Today was an unexpected treat. I never entirely left the clouds, but I also never hit rain or even still-slicked roads. Being prepped for a rough day, I sped through the great one across the rest of Tennessee, Kentucky, and into Ohio.
Tobacco is everywhere, not just trailing out of open car windows, in the many warehouses of varying ramshackledness, or county history museums, but fields ranging from huge lots to small gardens and even at church cutting contests (rescheduled because of the rain for later this month). There are far more small tobacco crops here than I know of heirloom tomatoes being grown in cities or chickens raised in backyard roosts. Maybe the urban farming movement should shift focus from localism and subsistence to cash crops.
Southern Ohio along the eponymous river is beautiful. When I left my hotel in Tennessee, the clerk told me how he loved riding and this time of year was usually best. It’d be pleasantly warm, but then you’d swoop into a valley and catch that one cool pocket before winding your easy way through: “That’s the closest thing to heaven I know, man.” My day was plenty cool, but the Ohio River Valley was warm and filled with houses of all shapes and colors. What practical Midwesterner, I wondered, was painting his house robin’s egg blue or hers sunflower yellow? It all fit the sky, which grew gradually less cloudy as I moved east in the evening. The sun first grew brighter as the day wound down and then appeared to set in the east, turning it a pale pink yo match certain houses while the western sky loomed dark and broad. It’s a peculiar feeling — and one against most narrative from Arthur on — to ride east into a sunset.

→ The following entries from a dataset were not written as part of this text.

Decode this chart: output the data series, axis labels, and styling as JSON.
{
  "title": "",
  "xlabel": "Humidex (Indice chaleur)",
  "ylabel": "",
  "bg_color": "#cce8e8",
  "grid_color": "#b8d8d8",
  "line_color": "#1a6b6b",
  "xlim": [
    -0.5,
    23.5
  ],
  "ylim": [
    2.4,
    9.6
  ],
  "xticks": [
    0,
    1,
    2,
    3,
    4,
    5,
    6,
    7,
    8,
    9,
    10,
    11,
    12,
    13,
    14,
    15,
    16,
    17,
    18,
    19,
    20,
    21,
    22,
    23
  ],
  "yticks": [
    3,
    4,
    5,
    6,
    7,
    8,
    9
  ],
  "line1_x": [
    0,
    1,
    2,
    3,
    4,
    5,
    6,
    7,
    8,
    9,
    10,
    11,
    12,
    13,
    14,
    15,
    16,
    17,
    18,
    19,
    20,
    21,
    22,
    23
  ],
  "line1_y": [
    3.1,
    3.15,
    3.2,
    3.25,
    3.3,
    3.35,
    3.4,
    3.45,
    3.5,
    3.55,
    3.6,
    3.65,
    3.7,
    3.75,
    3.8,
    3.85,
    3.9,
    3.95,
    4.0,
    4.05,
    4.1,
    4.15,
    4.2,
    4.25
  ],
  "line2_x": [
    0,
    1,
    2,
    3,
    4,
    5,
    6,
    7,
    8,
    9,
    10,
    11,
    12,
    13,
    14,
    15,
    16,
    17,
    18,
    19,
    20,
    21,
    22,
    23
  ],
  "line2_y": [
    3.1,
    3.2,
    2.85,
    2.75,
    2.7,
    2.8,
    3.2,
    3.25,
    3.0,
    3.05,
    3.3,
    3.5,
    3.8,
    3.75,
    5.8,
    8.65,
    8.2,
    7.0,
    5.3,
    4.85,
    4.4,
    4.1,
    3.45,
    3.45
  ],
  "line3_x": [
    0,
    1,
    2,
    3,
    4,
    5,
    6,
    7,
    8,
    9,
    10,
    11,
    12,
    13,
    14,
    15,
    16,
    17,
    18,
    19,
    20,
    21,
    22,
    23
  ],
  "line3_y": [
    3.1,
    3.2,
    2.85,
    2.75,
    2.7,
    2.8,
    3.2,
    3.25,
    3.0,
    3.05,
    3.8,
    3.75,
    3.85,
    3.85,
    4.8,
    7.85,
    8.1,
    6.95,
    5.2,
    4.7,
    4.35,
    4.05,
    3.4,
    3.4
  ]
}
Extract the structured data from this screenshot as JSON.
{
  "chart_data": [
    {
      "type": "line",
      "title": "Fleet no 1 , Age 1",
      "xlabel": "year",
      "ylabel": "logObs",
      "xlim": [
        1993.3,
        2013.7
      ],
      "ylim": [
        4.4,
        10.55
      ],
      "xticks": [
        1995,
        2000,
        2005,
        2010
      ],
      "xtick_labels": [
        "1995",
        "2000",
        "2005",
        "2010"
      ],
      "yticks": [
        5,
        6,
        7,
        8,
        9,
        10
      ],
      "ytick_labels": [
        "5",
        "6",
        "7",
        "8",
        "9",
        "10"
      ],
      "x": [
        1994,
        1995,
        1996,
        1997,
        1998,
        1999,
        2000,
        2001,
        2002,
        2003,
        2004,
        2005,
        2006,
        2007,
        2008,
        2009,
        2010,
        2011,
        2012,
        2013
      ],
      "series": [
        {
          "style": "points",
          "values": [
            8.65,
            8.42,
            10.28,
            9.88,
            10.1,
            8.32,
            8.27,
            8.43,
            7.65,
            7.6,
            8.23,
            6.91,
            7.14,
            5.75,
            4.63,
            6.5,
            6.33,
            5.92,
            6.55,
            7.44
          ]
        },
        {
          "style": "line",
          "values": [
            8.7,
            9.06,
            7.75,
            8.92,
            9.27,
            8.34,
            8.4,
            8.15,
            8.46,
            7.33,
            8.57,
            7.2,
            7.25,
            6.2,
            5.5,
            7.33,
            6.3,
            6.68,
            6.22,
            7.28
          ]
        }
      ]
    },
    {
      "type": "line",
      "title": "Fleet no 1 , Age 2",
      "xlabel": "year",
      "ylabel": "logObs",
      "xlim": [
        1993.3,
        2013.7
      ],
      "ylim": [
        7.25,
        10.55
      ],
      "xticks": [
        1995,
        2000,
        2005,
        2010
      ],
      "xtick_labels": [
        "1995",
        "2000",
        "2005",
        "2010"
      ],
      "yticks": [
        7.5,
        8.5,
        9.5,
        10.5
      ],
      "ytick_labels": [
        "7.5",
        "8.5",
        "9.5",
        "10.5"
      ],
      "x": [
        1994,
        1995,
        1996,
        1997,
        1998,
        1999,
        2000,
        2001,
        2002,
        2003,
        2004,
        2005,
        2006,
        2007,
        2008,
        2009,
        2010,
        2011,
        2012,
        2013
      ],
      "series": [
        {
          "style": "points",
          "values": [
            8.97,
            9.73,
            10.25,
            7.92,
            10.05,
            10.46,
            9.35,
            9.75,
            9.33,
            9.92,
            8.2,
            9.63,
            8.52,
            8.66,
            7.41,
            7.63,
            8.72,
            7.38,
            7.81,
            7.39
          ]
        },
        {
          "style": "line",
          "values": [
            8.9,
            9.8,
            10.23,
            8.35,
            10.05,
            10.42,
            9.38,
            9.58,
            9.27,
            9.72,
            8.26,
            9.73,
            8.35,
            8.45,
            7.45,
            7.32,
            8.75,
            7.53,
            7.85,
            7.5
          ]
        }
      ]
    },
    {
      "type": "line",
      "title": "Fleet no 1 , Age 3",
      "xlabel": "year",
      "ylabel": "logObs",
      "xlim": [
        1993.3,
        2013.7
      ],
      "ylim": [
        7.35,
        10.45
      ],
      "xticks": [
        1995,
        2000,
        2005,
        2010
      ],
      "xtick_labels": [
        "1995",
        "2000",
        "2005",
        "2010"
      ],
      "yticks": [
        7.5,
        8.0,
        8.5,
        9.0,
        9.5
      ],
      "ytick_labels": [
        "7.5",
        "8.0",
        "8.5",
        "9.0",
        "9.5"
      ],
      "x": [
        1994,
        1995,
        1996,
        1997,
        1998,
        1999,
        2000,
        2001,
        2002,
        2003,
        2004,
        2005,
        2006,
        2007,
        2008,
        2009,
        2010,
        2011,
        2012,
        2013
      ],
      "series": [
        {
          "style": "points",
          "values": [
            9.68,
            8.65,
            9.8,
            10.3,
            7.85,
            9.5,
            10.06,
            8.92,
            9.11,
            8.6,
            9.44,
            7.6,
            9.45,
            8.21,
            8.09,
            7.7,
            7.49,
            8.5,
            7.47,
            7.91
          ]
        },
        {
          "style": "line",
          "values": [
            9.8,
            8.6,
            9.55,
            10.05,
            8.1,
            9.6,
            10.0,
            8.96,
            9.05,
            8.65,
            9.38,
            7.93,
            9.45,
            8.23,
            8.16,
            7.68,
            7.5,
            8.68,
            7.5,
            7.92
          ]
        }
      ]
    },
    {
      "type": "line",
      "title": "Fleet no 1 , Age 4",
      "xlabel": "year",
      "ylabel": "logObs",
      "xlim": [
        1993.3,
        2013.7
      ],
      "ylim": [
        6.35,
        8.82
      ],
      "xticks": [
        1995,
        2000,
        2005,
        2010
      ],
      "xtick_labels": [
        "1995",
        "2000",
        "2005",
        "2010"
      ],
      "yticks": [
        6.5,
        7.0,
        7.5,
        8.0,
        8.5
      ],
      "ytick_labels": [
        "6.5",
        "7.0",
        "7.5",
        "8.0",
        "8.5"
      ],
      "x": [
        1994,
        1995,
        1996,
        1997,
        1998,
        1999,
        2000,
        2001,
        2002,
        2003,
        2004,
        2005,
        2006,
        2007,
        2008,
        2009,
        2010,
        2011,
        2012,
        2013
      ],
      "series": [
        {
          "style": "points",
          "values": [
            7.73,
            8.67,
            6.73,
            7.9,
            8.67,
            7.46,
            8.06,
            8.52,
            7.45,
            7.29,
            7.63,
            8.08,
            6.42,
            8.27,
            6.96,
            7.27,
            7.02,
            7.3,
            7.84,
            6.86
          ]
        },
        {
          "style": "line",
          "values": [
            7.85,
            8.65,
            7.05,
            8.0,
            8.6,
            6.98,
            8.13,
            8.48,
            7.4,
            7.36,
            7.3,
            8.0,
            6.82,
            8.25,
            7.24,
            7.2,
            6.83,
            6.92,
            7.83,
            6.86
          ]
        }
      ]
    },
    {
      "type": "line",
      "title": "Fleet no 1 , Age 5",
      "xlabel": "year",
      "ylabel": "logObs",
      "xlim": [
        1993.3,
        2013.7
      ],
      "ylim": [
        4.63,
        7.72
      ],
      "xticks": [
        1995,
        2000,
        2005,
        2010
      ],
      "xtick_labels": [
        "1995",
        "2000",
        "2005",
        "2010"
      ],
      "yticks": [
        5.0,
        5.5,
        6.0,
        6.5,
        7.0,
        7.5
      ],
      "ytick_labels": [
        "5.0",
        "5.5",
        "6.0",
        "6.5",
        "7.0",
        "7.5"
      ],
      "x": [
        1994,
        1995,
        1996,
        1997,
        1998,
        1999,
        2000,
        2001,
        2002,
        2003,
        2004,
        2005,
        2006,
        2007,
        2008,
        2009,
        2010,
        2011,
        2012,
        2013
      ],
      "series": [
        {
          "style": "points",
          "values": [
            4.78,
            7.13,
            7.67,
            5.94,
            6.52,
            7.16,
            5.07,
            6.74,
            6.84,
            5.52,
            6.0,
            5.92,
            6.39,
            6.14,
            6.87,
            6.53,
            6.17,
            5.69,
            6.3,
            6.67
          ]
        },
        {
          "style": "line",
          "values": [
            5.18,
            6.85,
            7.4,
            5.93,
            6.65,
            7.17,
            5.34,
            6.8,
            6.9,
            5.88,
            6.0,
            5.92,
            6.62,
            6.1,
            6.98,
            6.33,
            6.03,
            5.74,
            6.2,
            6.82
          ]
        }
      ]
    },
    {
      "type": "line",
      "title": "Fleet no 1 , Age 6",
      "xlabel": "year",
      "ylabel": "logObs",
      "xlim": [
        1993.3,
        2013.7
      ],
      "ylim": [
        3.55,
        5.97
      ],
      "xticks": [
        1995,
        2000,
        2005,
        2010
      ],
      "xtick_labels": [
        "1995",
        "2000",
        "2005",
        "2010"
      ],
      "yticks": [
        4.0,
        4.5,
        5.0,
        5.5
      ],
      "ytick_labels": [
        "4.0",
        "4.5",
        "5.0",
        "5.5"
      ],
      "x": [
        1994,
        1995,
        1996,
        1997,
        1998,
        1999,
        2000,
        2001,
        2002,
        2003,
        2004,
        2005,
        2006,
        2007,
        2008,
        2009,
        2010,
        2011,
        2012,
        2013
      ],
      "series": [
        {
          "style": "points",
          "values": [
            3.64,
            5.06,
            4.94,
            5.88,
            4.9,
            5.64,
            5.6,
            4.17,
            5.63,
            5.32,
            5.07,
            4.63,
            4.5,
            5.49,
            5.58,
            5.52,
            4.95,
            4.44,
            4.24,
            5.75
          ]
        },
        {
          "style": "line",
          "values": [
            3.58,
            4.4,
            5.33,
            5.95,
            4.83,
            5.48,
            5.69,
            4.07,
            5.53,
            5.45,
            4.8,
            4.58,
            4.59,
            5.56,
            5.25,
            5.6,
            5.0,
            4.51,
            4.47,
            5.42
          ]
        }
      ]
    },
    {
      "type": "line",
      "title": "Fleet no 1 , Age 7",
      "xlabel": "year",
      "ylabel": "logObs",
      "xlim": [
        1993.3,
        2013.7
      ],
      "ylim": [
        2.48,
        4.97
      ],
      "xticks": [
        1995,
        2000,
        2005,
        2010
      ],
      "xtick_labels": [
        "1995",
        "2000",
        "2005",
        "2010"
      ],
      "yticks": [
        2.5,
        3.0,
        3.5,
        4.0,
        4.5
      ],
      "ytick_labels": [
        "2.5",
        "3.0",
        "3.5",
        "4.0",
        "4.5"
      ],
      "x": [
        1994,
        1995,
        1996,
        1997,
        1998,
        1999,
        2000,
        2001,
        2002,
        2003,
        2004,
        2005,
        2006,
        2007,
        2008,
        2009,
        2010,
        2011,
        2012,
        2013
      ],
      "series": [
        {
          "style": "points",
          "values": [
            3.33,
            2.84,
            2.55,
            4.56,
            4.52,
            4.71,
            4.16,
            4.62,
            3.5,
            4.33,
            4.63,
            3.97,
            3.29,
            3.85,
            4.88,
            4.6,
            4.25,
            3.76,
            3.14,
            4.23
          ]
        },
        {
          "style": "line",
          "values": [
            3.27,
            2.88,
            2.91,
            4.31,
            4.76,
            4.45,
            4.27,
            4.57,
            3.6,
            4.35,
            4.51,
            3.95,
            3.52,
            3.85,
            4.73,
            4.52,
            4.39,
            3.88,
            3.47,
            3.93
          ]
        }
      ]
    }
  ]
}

One last observation: the people of the Ohio River Valley love archery. Stores and repair shops spring up almost as often as churches. Sometimes there are more bowsmiths to a small town — just a string of houses — than gas stations. The state park even has a range set up five feet from the road. No rest stops here. Just places to practice archery. In the event of a technopolypse meltdown, come to Ohio. They’ll protect you against the zombies.
I wound up camping east a bit from Decatur, home of arm wrestling champion Steve Cooper. The state park is more of a resort — explicitly and in style — than I’d usually like, but my campsite is a short walk up a hill and through the trees, away from where the RV campers and others who want electrical hookups are. I’ve got a small fire going, just enough for faint light, heat, and comfort. As I was eating my dinner, I realized just how perfect of a last night out it was. I only wished the clouds would break a little to let the stars in. Then I noticed small lights moving occasionally across the ground. They’re small insects, I’m not sure what type. No fireflies are in the sky. I always thought glow worms were just toys from when I was a kid.
I’m sure I’ll figure out what they are when I get home or even tomorrow, but right now they’re just a nice mystery.